Although it's possible to use only CFK to install Kafka, there are some disadvantages compared to Strimzi, which make it a better option:
- Pure Open Source Kafka
- Strimzi follows 100% open-source Apache Kafka, without dependency on a specific vendor.
- CFK installs Confluent's version of Kafka, which can bring limitations in the Community version and require licensing for certain features.
- Less Proprietary Software Dependency (Vendor Lock-in)
- With Strimzi, you maintain total control of your environment and can migrate or customize your Kafka cluster without restrictions.
- CFK can generate Confluent dependency, especially if you need features that only exist in the Enterprise version.
- Lightweight and Efficient
- Strimzi is leaner and focused exclusively on Kafka, without bringing unnecessary dependencies.
- CFK, on the other hand, manages Kafka + Schema Registry + KSQL + Control Center, which can be overkill if you only want to run Kafka.
- Better Kubernetes Integration
- Strimzi was created specifically for Kubernetes, following native Operators and CRDs standards.
- CFK also uses CRDs, but its greater focus is reproducing the Confluent ecosystem within Kubernetes, which can add unnecessary complexity.
- Active and Independent Community
- Strimzi is a CNCF (Cloud Native Computing Foundation) project, with community support and aligned with the Kubernetes ecosystem.
- CFK is maintained by Confluent, and its development is more tied to the company's commercial strategy.
Despite its disadvantages for managing Kafka, CFK facilitates installing Confluent Schema Registry, KSQL, and Control Center within Kubernetes. If you'll use any of these features, it makes sense to use it.
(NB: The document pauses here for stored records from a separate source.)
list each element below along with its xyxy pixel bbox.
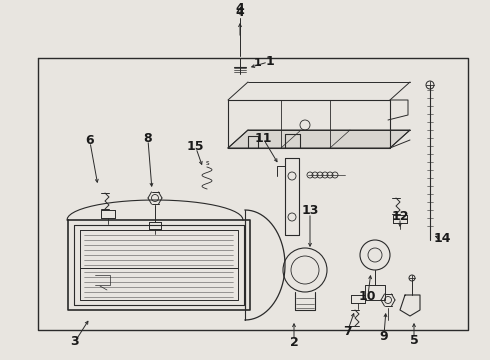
Text: s: s	[205, 160, 209, 166]
Text: 2: 2	[290, 336, 298, 348]
Text: 4: 4	[236, 5, 245, 18]
Text: 14: 14	[433, 232, 451, 245]
Text: 11: 11	[254, 132, 272, 145]
Text: 6: 6	[85, 134, 94, 147]
Text: 12: 12	[391, 210, 409, 222]
Text: 4: 4	[236, 1, 245, 14]
Text: 7: 7	[343, 325, 352, 338]
Text: 10: 10	[359, 291, 376, 303]
Text: 3: 3	[71, 335, 79, 348]
Text: 13: 13	[301, 204, 319, 217]
Polygon shape	[228, 130, 410, 148]
Text: 1: 1	[254, 58, 262, 68]
Text: 1: 1	[266, 55, 274, 68]
Text: 5: 5	[410, 333, 418, 346]
Text: 9: 9	[380, 330, 388, 343]
Text: 15: 15	[187, 140, 204, 153]
Text: 8: 8	[144, 131, 152, 144]
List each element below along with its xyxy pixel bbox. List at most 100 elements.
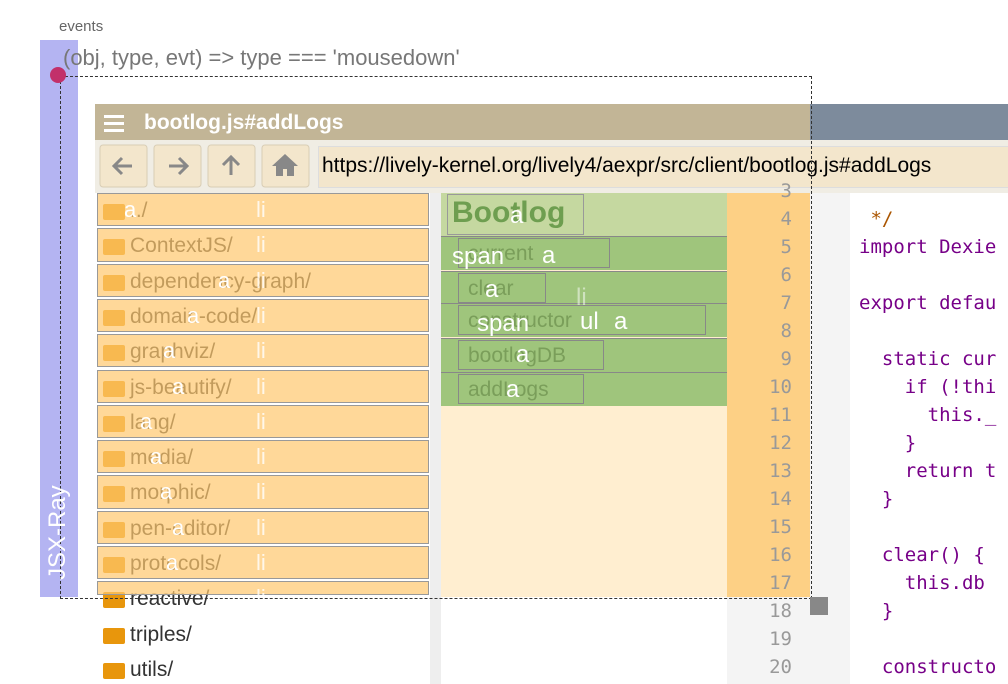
- tag-label: a: [218, 267, 231, 293]
- menu-icon[interactable]: [104, 114, 126, 132]
- line-number: 19: [769, 628, 792, 650]
- tag-label: a: [510, 202, 524, 229]
- code-pane: [850, 193, 1008, 684]
- outline-item-frame: [458, 340, 604, 370]
- tag-label: a: [124, 197, 137, 222]
- row-overlay: [97, 228, 429, 262]
- row-overlay: [97, 475, 429, 509]
- outline-row: [441, 236, 727, 270]
- outline-item[interactable]: current: [468, 242, 534, 265]
- tag-label: span: [452, 243, 505, 270]
- tag-label: a: [506, 376, 520, 403]
- line-number: 3: [780, 180, 792, 202]
- code-line: constructo: [859, 656, 997, 678]
- line-number: 5: [780, 236, 792, 258]
- code-line: clear() {: [859, 544, 985, 566]
- tag-label: li: [256, 550, 266, 575]
- tag-label: a: [160, 479, 173, 505]
- scrollbar: [430, 193, 441, 684]
- row-overlay: [97, 193, 429, 227]
- outline-item-frame: [458, 305, 706, 335]
- line-number: 11: [769, 404, 792, 426]
- code-line: this.db: [859, 572, 985, 594]
- outline-row: [441, 303, 727, 337]
- tag-label: a: [163, 338, 176, 364]
- line-number: 9: [780, 348, 792, 370]
- folder-name[interactable]: utils/: [130, 657, 174, 681]
- tag-label: a: [614, 308, 628, 335]
- tag-label: a: [150, 444, 163, 470]
- outline-item[interactable]: bootlogDB: [468, 344, 567, 367]
- code-line: static cur: [859, 348, 997, 370]
- tag-label: li: [256, 302, 266, 328]
- code-line: }: [859, 432, 917, 454]
- line-number: 10: [769, 376, 792, 398]
- line-number: 7: [780, 292, 792, 314]
- tag-label: li: [576, 284, 587, 311]
- code-line: }: [859, 488, 894, 510]
- events-label: events: [59, 18, 104, 35]
- code-line: return t: [859, 460, 997, 482]
- outline-title-frame: [447, 194, 584, 235]
- tag-label: a: [485, 276, 499, 303]
- tag-label: li: [256, 585, 266, 611]
- tag-label: span: [477, 310, 530, 337]
- tag-label: a: [172, 514, 185, 540]
- line-number: 13: [769, 460, 792, 482]
- url[interactable]: https://lively-kernel.org/lively4/aexpr/…: [322, 154, 932, 177]
- tag-label: a: [187, 302, 200, 328]
- outline-row: [441, 372, 727, 406]
- row-overlay: [97, 263, 429, 297]
- outline-item[interactable]: constructor: [468, 309, 572, 332]
- tag-label: li: [256, 479, 266, 505]
- tag-label: li: [256, 338, 266, 364]
- tag-label: li: [256, 514, 266, 540]
- outline-item-frame: [458, 374, 584, 404]
- line-number: 20: [769, 656, 792, 678]
- folder-icon: [103, 627, 125, 644]
- code-line: */: [859, 208, 894, 230]
- line-number: 18: [769, 600, 792, 622]
- row-overlay: [97, 404, 429, 439]
- code-line: export defau: [859, 292, 997, 314]
- line-number: 12: [769, 432, 792, 454]
- handle-dot[interactable]: [50, 67, 66, 83]
- sidebar-label: JSX-Ray: [44, 485, 71, 580]
- tag-label: li: [256, 267, 266, 293]
- code-line: this._: [859, 404, 997, 426]
- tag-label: a: [516, 341, 530, 368]
- outline-item[interactable]: clear: [468, 277, 514, 300]
- code-line: if (!thi: [859, 376, 997, 398]
- folder-name[interactable]: triples/: [130, 622, 192, 646]
- row-overlay: [97, 546, 429, 580]
- row-overlay: [97, 334, 429, 368]
- tag-label: ul: [580, 308, 599, 335]
- line-number: 6: [780, 264, 792, 286]
- outline-title: Bootlog: [452, 196, 566, 229]
- event-filter[interactable]: (obj, type, evt) => type === 'mousedown': [63, 45, 460, 70]
- outline-item-frame: [458, 273, 546, 303]
- resize-handle[interactable]: [810, 597, 828, 615]
- folder-icon: [103, 662, 125, 679]
- line-number: 14: [769, 488, 792, 510]
- line-number: 15: [769, 516, 792, 538]
- nav-buttons[interactable]: [95, 140, 325, 193]
- tag-label: a: [166, 550, 179, 575]
- title-bar: [95, 104, 810, 140]
- tag-label: li: [256, 408, 266, 434]
- row-overlay: [97, 369, 429, 403]
- line-number: 8: [780, 320, 792, 342]
- line-number: 16: [769, 544, 792, 566]
- code-line: import Dexie: [859, 236, 997, 258]
- row-overlay: [97, 581, 429, 595]
- outline-row: [441, 271, 727, 305]
- tag-label: a: [172, 373, 185, 399]
- row-overlay: [97, 440, 429, 474]
- window-title: bootlog.js#addLogs: [144, 111, 344, 134]
- url-field[interactable]: [318, 146, 1008, 188]
- tag-label: li: [256, 232, 266, 258]
- gutter-overlay: [727, 193, 810, 597]
- selection-box: [60, 76, 812, 599]
- outline-item[interactable]: addLogs: [468, 378, 549, 401]
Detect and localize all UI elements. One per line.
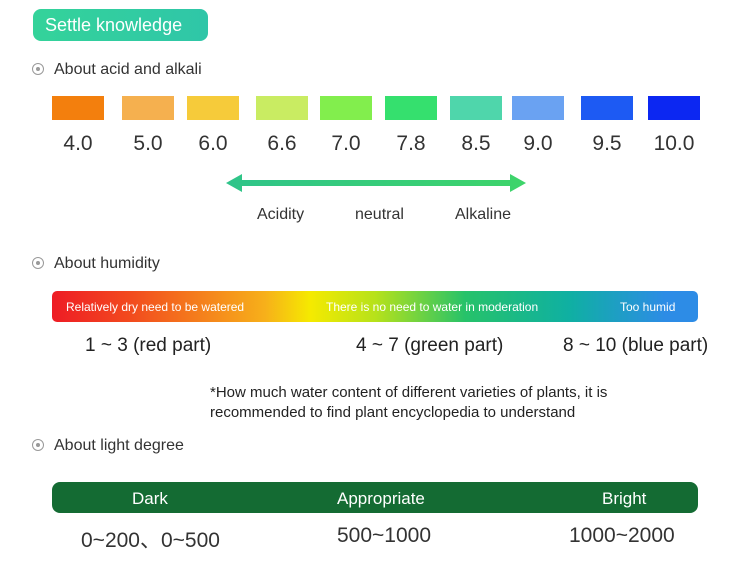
- light-range-bright: 1000~2000: [569, 524, 675, 547]
- section-light: About light degree: [32, 436, 184, 456]
- bullet-circle-icon: [32, 439, 44, 451]
- ph-label: 9.0: [523, 132, 553, 155]
- humidity-gradient-bar: [52, 291, 698, 322]
- bullet-circle-icon: [32, 257, 44, 269]
- ph-swatch: [648, 96, 700, 120]
- ph-label: 4.0: [63, 132, 93, 155]
- light-header-bar: [52, 482, 698, 513]
- humidity-range-red: 1 ~ 3 (red part): [85, 335, 212, 356]
- ph-label: 10.0: [653, 132, 695, 155]
- bullet-circle-icon: [32, 63, 44, 75]
- humidity-moderate-text: There is no need to water in moderation: [326, 300, 539, 314]
- humidity-dry-text: Relatively dry need to be watered: [66, 300, 245, 314]
- ph-swatch: [187, 96, 239, 120]
- light-range-appropriate: 500~1000: [337, 524, 432, 547]
- humidity-range-green: 4 ~ 7 (green part): [356, 335, 504, 356]
- ph-label: 6.0: [198, 132, 228, 155]
- ph-label: 8.5: [461, 132, 491, 155]
- page-title: Settle knowledge: [33, 9, 208, 41]
- humidity-note: *How much water content of different var…: [210, 384, 608, 421]
- ph-swatch: [256, 96, 308, 120]
- scale-neutral: neutral: [355, 206, 404, 223]
- double-arrow-icon: [226, 174, 526, 192]
- ph-swatch: [512, 96, 564, 120]
- section-acid-title: About acid and alkali: [54, 61, 202, 78]
- section-light-title: About light degree: [54, 437, 184, 454]
- humidity-range-blue: 8 ~ 10 (blue part): [563, 335, 709, 356]
- light-dark-label: Dark: [132, 489, 168, 508]
- ph-label: 9.5: [592, 132, 622, 155]
- section-acid-alkali: About acid and alkali: [32, 60, 202, 80]
- section-humidity-title: About humidity: [54, 255, 160, 272]
- ph-swatch: [581, 96, 633, 120]
- ph-label: 7.0: [331, 132, 361, 155]
- light-appropriate-label: Appropriate: [337, 489, 425, 508]
- ph-swatch: [450, 96, 502, 120]
- ph-label: 6.6: [267, 132, 297, 155]
- ph-swatch: [385, 96, 437, 120]
- scale-alkaline: Alkaline: [455, 206, 512, 223]
- ph-label: 5.0: [133, 132, 163, 155]
- section-humidity: About humidity: [32, 254, 160, 274]
- light-range-dark: 0~200、0~500: [81, 529, 220, 552]
- humidity-humid-text: Too humid: [620, 300, 676, 314]
- ph-swatch: [320, 96, 372, 120]
- ph-label: 7.8: [396, 132, 426, 155]
- light-bright-label: Bright: [602, 489, 647, 508]
- ph-swatch: [52, 96, 104, 120]
- scale-acidity: Acidity: [257, 206, 305, 223]
- ph-swatch: [122, 96, 174, 120]
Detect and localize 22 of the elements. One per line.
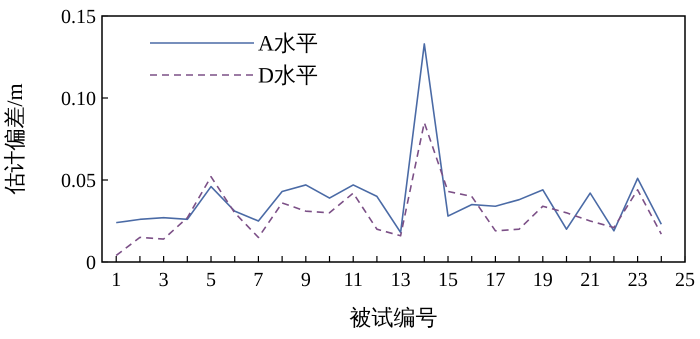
y-axis-title: 估计偏差/m xyxy=(2,83,27,196)
y-tick-label: 0.10 xyxy=(61,88,96,110)
x-tick-label: 7 xyxy=(253,269,264,291)
x-tick-label: 21 xyxy=(580,269,600,291)
x-tick-label: 13 xyxy=(390,269,411,291)
x-tick-label: 23 xyxy=(628,269,648,291)
line-series xyxy=(115,122,662,256)
x-tick-label: 15 xyxy=(438,269,458,291)
x-tick-label: 25 xyxy=(675,269,695,291)
y-tick-label: 0 xyxy=(86,252,96,274)
y-tick-label: 0.15 xyxy=(61,6,96,28)
legend-label: D水平 xyxy=(258,62,318,88)
y-tick-label: 0.05 xyxy=(61,170,96,192)
x-tick-label: 9 xyxy=(300,269,311,291)
x-axis-title: 被试编号 xyxy=(350,305,438,330)
x-tick-label: 19 xyxy=(532,269,553,291)
x-tick-label: 11 xyxy=(344,269,363,291)
x-tick-label: 1 xyxy=(111,269,122,291)
legend-label: A水平 xyxy=(258,30,318,56)
x-tick-label: 5 xyxy=(206,269,216,291)
x-tick-label: 3 xyxy=(158,269,169,291)
x-tick-label: 17 xyxy=(485,269,506,291)
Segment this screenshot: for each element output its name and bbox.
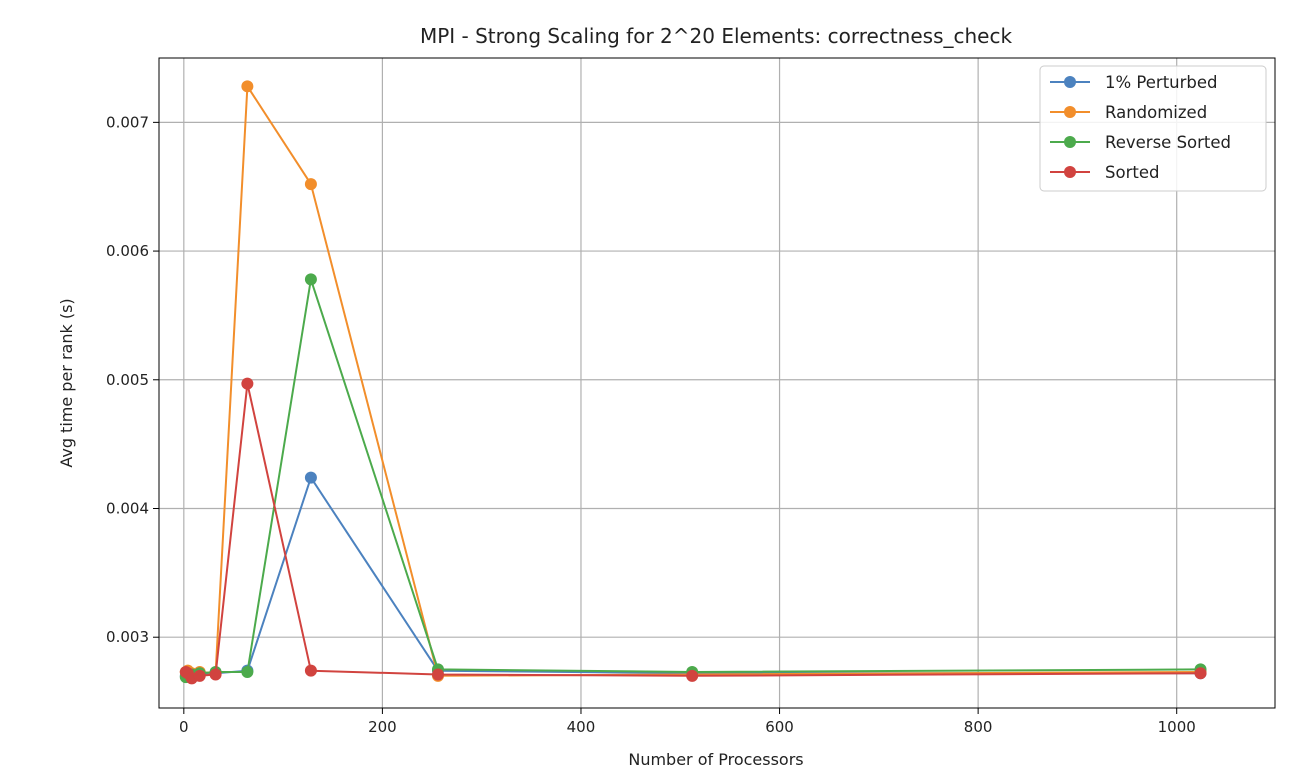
legend-box: [1039, 65, 1267, 192]
axis-ticks: 0 200 400 600 800 1000 0.003 0.004 0.005 0.006 0.0…: [106, 113, 1196, 736]
y-axis-label: Avg time per rank (s): [57, 298, 76, 467]
y-tick-label: 0.003: [106, 628, 149, 646]
x-tick-label: 0: [179, 718, 189, 736]
legend-item: Sorted: [1050, 163, 1159, 182]
x-tick-label: 800: [964, 718, 993, 736]
legend-item: 1% Perturbed: [1050, 73, 1218, 92]
legend-item: Randomized: [1050, 103, 1207, 122]
y-tick-label: 0.006: [106, 242, 149, 260]
legend-label: Reverse Sorted: [1105, 133, 1231, 152]
y-tick-label: 0.005: [106, 371, 149, 389]
series-1-perturbed: [179, 471, 1207, 682]
series-line: [185, 476, 1201, 677]
legend-marker: [1064, 106, 1076, 118]
y-tick-label: 0.004: [106, 499, 149, 517]
series-line: [185, 278, 1201, 678]
x-tick-label: 400: [567, 718, 596, 736]
x-axis-label: Number of Processors: [628, 750, 803, 769]
x-tick-label: 200: [368, 718, 397, 736]
legend-marker: [1064, 166, 1076, 178]
x-tick-label: 1000: [1158, 718, 1196, 736]
series-sorted: [179, 377, 1207, 685]
data-point: [304, 664, 317, 677]
legend-marker: [1064, 76, 1076, 88]
series-line: [185, 382, 1201, 680]
plot-area-frame: [158, 57, 1276, 709]
x-tick-label: 600: [765, 718, 794, 736]
legend-marker: [1064, 136, 1076, 148]
data-point: [193, 669, 206, 682]
data-point: [432, 668, 444, 681]
data-point: [209, 668, 222, 681]
y-tick-label: 0.007: [106, 113, 149, 131]
data-point: [241, 377, 254, 390]
legend-label: 1% Perturbed: [1105, 73, 1218, 92]
legend-label: Randomized: [1105, 103, 1207, 122]
data-point: [304, 273, 317, 286]
data-point: [1194, 667, 1207, 680]
data-point: [304, 471, 317, 484]
legend: 1% Perturbed Randomized Reverse Sorted Sort…: [1039, 65, 1267, 192]
data-point: [686, 669, 699, 682]
legend-label: Sorted: [1105, 163, 1159, 182]
data-point: [241, 665, 254, 678]
data-point: [241, 80, 254, 93]
data-point: [304, 178, 317, 191]
chart-title: MPI - Strong Scaling for 2^20 Elements: …: [420, 24, 1013, 48]
legend-item: Reverse Sorted: [1050, 133, 1231, 152]
series-reverse-sorted: [179, 273, 1207, 684]
series-lines: [179, 80, 1207, 685]
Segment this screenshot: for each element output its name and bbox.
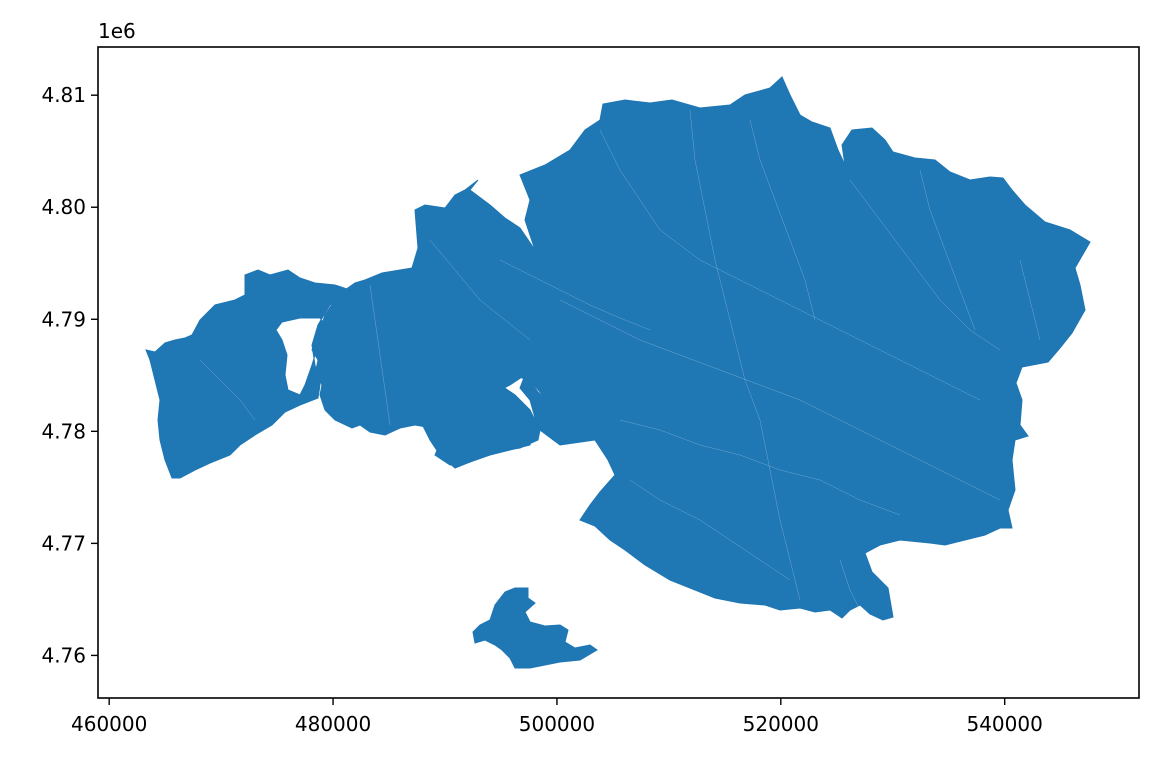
boundary-line bbox=[619, 419, 901, 516]
boundary-line bbox=[499, 259, 651, 331]
x-tick-label: 540000 bbox=[966, 712, 1042, 736]
x-tick-label: 480000 bbox=[295, 712, 371, 736]
boundary-line bbox=[369, 284, 391, 426]
boundary-line bbox=[1019, 259, 1041, 341]
boundary-line bbox=[629, 479, 791, 581]
y-tick-label: 4.81 bbox=[41, 83, 86, 107]
x-tick-label: 520000 bbox=[743, 712, 819, 736]
y-tick-label: 4.77 bbox=[41, 531, 86, 555]
x-axis: 460000 480000 500000 520000 540000 bbox=[71, 698, 1043, 736]
boundary-line bbox=[689, 109, 801, 601]
axes-border bbox=[97, 46, 1140, 699]
boundary-line bbox=[559, 299, 1001, 501]
y-tick-label: 4.80 bbox=[41, 195, 86, 219]
boundary-line bbox=[919, 169, 976, 331]
region-south-central-lobe bbox=[418, 384, 534, 469]
y-tick-label: 4.79 bbox=[41, 307, 86, 331]
y-axis-offset-label: 1e6 bbox=[98, 19, 136, 43]
boundary-line bbox=[429, 239, 531, 341]
region-southern-exclave bbox=[472, 587, 598, 669]
region-boundaries bbox=[199, 109, 1041, 611]
boundary-line bbox=[599, 129, 981, 401]
region-main-body bbox=[519, 76, 1091, 621]
region-polygons bbox=[145, 76, 1091, 669]
boundary-line bbox=[849, 179, 1001, 351]
x-tick-label: 460000 bbox=[71, 712, 147, 736]
x-tick-label: 500000 bbox=[519, 712, 595, 736]
y-tick-label: 4.76 bbox=[41, 643, 86, 667]
boundary-line bbox=[749, 119, 816, 321]
region-western-block bbox=[145, 269, 363, 479]
y-tick-label: 4.78 bbox=[41, 419, 86, 443]
boundary-line bbox=[839, 559, 861, 611]
boundary-line bbox=[199, 359, 256, 421]
y-axis: 4.76 4.77 4.78 4.79 4.80 4.81 bbox=[41, 83, 98, 667]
We won't use any of these CFK features for the following reason.
- If we use Confluent Schema Registry
With this hybrid approach, we get the best of both worlds:
- Strimzi to manage Kafka (lightweight, flexible, and no lock-in).
- CFK only for Schema Registry and other services (ease of deploy).
This way, we avoid unnecessary dependencies and keep Kafka lighter and more independent, while still taking advantage of the ease of deploying Confluent's additional components.
Schema Registry and KsqlDB​
Since Strimzi doesn't provide a native Schema Registry in its feature set, it's necessary to choose an external tool.
We won't talk about Avro or Protobuf here, only a tool that enables you to register your schemas to serialize and deserialize messages.
If you plan to use Confluent's Schema Registry internally in your company, without offering services that compete with Confluent's SaaS products, then you can use these tools without paying for a license.
However, it's important to note that if you need advanced Schema Registry features like security or schema validation, these may require a Confluent Enterprise license. But for basic internal use, Confluent's Schema Registry can be used at no additional cost. The same applies to KsqlDB (formerly Ksql).
At another time, I'd like to talk more about schema registry and explore other alternatives, like Apicurio which apparently is currently the only schema registry in CNCF. As I mentioned earlier, if the Kafka cluster grows too much to the point where migration to Confluent Cloud is worthwhile, we'll already be using tools developed by them.